Primo Levi. Trilogía de Auschwitz. Traducción de Pilar Gómez Bedate. Prólogo de Antonio Muñoz Molina. Barcelona (España), E
Después de Auschwitz, escribir poesía resulta bárbaro, y este hecho corroe aun el pensamiento que dice por qué hoy se ha vuelto imposible escribir poesía. La conocida frase de Adorno adquiere mayor espesor al leer los tres libros más conocidos de Primo Levi y que El Aleph ofrece ahora en un solo volumen.
Escritos al final de la guerra, el autor da cuenta de los días que siguieron a su captura en Italia, su traslado a Auschwitz (enero, 1944), su breve y doloroso paso por el Lager y su liberación (Si esto es un hombre), su intenso viaje por Polonia, parte de Rusia, Rumania, Hungría, Austria, Alemania, hasta Turín, su ciudad natal (La tregua), y sus posteriores reflexiones acerca de toda su feroz experiencia (Los hundidos y los salvados). En una escritura distante, como si los hechos le ocurrieran a otro, repasa sin odio y sin rencor su experiencia en los días finales de la última gran guerra, los más atroces de la historia europea contemporánea.

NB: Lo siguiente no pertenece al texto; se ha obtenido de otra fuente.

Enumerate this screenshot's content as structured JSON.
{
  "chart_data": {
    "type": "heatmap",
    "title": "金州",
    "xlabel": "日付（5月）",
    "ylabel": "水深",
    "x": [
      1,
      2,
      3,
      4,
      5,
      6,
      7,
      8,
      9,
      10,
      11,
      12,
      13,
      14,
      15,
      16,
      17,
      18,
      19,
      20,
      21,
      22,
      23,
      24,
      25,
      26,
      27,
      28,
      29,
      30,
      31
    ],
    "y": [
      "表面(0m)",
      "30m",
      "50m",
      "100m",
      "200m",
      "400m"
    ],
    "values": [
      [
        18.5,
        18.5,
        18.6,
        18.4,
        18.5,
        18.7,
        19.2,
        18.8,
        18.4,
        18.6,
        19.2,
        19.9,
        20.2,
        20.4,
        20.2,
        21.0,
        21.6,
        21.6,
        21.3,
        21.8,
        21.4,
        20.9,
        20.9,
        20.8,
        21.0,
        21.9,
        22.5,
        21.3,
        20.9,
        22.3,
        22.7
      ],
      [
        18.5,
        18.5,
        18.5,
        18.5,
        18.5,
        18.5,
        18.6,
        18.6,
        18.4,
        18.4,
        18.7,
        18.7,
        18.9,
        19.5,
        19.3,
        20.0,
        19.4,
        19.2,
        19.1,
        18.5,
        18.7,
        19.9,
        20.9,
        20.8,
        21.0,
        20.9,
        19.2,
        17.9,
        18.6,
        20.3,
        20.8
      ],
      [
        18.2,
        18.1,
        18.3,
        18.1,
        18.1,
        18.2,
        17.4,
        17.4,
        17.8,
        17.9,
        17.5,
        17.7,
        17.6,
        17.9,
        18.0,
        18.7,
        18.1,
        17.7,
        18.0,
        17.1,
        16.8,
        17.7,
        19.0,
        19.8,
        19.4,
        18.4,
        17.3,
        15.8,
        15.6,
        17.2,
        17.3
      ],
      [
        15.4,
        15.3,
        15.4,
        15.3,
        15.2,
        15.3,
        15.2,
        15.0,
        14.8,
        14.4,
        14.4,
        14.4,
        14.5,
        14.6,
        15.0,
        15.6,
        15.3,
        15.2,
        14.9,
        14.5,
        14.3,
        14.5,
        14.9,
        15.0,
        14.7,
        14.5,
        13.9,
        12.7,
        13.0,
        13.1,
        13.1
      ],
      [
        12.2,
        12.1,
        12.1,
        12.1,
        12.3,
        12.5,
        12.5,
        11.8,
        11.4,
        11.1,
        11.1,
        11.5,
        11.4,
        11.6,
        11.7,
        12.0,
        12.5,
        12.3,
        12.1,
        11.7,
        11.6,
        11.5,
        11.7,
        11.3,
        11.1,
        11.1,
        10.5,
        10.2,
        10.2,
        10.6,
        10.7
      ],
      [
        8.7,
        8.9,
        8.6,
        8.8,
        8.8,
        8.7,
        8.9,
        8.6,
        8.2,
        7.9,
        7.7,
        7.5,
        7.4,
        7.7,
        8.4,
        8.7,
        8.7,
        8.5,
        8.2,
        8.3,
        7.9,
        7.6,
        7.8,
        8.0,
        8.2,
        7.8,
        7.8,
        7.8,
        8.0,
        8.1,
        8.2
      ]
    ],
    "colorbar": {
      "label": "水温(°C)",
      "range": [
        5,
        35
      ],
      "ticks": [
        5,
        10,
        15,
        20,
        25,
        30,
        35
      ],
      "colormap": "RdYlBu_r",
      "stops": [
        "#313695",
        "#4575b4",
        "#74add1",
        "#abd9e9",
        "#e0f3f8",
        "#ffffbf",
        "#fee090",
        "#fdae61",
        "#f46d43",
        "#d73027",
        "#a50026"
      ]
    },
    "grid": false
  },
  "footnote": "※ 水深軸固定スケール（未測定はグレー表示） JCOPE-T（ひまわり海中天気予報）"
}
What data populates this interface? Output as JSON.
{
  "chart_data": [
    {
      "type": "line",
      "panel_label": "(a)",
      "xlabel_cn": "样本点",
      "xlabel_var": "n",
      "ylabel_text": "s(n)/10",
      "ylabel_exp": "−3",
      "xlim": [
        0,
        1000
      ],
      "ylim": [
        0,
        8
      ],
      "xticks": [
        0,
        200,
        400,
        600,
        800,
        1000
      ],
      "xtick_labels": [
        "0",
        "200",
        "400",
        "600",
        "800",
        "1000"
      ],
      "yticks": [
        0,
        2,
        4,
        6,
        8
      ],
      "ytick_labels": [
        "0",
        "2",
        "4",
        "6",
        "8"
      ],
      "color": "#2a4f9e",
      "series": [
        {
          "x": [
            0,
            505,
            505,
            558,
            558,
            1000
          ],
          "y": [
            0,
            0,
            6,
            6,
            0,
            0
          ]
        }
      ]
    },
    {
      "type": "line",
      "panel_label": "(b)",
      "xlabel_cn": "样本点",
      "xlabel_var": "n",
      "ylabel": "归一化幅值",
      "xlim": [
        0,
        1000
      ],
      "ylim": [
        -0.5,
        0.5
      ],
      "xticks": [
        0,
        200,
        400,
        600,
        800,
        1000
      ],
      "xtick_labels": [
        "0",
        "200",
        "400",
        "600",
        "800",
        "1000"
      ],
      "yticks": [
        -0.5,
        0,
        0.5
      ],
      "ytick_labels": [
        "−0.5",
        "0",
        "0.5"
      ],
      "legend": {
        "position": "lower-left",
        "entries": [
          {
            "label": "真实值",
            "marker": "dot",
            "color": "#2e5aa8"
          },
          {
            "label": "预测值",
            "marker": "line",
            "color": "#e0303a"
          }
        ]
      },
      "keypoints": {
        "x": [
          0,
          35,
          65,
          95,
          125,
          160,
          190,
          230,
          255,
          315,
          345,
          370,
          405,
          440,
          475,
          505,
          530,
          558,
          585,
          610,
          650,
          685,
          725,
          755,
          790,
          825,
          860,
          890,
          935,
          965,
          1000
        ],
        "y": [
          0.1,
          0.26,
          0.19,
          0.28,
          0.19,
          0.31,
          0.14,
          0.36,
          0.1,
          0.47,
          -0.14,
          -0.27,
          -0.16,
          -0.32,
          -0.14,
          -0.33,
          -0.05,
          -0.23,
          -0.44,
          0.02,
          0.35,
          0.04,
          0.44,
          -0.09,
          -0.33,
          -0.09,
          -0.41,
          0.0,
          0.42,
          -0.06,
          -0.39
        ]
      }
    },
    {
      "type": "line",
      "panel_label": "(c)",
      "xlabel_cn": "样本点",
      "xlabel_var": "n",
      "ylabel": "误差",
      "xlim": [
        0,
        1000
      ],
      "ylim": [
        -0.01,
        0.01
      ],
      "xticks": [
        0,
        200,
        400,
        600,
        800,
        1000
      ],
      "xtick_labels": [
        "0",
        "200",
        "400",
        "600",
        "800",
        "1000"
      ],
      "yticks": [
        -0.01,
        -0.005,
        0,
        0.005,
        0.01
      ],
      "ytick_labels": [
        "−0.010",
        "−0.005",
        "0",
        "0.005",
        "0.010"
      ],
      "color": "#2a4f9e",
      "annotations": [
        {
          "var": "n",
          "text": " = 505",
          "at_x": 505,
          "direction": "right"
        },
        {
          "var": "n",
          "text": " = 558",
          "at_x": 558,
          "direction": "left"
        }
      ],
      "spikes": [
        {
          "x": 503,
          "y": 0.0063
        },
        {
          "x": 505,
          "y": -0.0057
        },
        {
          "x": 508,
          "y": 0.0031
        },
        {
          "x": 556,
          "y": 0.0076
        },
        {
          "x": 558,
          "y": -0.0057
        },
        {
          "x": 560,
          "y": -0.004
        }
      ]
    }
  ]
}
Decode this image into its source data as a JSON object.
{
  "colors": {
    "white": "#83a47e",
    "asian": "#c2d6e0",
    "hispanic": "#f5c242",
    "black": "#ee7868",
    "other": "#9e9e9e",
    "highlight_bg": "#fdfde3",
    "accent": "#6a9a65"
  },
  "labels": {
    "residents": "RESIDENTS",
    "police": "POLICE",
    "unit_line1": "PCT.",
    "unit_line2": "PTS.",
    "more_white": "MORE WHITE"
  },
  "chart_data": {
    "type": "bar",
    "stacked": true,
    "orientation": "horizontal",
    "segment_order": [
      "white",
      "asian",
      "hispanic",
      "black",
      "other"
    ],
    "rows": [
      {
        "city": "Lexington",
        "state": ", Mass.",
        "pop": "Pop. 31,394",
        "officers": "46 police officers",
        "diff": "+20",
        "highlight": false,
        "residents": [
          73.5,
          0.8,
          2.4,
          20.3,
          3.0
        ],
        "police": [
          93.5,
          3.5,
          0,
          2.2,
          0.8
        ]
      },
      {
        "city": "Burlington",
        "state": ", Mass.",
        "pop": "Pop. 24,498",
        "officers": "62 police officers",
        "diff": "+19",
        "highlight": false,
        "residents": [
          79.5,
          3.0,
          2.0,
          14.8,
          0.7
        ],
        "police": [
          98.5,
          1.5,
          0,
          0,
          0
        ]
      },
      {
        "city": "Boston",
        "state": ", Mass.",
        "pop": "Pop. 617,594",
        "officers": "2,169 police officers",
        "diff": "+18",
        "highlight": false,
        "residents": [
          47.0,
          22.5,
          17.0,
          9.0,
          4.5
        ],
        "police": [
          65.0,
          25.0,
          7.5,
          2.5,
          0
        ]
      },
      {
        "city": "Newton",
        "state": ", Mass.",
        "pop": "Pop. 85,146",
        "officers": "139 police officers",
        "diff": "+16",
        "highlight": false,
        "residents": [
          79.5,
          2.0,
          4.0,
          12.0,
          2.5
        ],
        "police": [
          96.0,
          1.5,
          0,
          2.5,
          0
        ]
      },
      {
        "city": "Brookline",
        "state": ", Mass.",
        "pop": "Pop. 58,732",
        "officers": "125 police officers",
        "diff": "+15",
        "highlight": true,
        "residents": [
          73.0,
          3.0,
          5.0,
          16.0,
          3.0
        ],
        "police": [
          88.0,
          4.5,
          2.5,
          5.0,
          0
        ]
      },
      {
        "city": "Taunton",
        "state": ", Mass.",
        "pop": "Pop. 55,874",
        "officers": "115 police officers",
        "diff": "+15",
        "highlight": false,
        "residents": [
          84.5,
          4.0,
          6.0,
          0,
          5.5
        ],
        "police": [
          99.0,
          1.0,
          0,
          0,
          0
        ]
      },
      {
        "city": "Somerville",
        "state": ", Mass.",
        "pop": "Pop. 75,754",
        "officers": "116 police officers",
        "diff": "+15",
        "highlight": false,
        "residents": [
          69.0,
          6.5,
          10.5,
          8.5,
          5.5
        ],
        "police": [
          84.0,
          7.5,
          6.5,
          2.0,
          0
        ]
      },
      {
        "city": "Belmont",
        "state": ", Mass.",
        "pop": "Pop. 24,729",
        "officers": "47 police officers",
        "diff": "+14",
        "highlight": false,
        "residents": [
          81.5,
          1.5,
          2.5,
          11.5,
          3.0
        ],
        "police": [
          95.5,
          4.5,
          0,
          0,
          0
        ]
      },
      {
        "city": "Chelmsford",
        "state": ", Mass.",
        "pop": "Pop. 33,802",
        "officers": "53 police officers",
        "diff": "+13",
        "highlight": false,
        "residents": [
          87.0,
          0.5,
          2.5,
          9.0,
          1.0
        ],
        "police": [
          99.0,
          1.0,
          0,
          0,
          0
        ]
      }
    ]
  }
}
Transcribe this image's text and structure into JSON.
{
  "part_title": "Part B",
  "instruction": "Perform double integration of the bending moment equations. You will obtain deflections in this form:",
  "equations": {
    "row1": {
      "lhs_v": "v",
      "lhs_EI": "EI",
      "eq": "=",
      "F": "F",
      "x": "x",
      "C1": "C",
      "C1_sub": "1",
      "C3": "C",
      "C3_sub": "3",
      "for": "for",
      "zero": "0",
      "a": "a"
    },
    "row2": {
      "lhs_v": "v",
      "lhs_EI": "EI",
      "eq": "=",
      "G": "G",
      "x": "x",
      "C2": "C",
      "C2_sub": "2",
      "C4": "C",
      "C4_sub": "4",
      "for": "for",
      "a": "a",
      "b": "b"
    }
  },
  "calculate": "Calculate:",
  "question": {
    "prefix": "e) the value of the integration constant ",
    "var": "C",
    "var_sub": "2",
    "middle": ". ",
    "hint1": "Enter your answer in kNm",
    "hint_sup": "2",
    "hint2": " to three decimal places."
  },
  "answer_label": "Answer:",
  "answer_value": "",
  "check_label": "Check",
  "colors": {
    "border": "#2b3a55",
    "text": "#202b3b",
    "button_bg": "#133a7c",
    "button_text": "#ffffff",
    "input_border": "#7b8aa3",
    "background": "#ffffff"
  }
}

Si su primer libro (1947) se convierte en uno de los más importantes títulos publicados en Europa en el siglo XX, los posteriores apuntalan su reconocimiento en territorios distintos a los de la literatura autobiográfica. Hannah Arendt echa mano de sus testimonios cuando habla acerca de la banalidad del mal y Giorgio Agamben ilustra su concepto de Homo sacer y de biopolítica a partir de estas lecturas, que ponen en vilo conceptos elementales de la vida en sociedad: la política, la ética, la estética, la solidaridad, el papel de los intelectuales, el valor de la mera vida humana). Al tocar con gravedad los cimientos mismos, este título es mucho más que un libro de testimonios.
«Escribo aquello que no sabría decir a nadie», confiesa Levi en una línea. Lo hablado no sabe declarar lo sufrido. Sólo la distancia y la escritura pueden hacerlo, antes de que la vida se convierta de nuevo, por nuestras torpezas, en un infierno. Imprescindible en los actuales momentos políticos del mundo y de nuestro continente, la obra de Primo Levi se levanta como uno de los más humanos y amorosos testimonios contra cualquier intento de olvidar el Mal, sin querer hacer de su experiencia una llaga dolorosa o un espacio para la queja perpetua e improductiva.
Esta edición está acompañada de un luminoso texto de Antonio Muñoz Molina, quien ha sabido agradecer también esta lectura en su novela de novelas, Sefarad.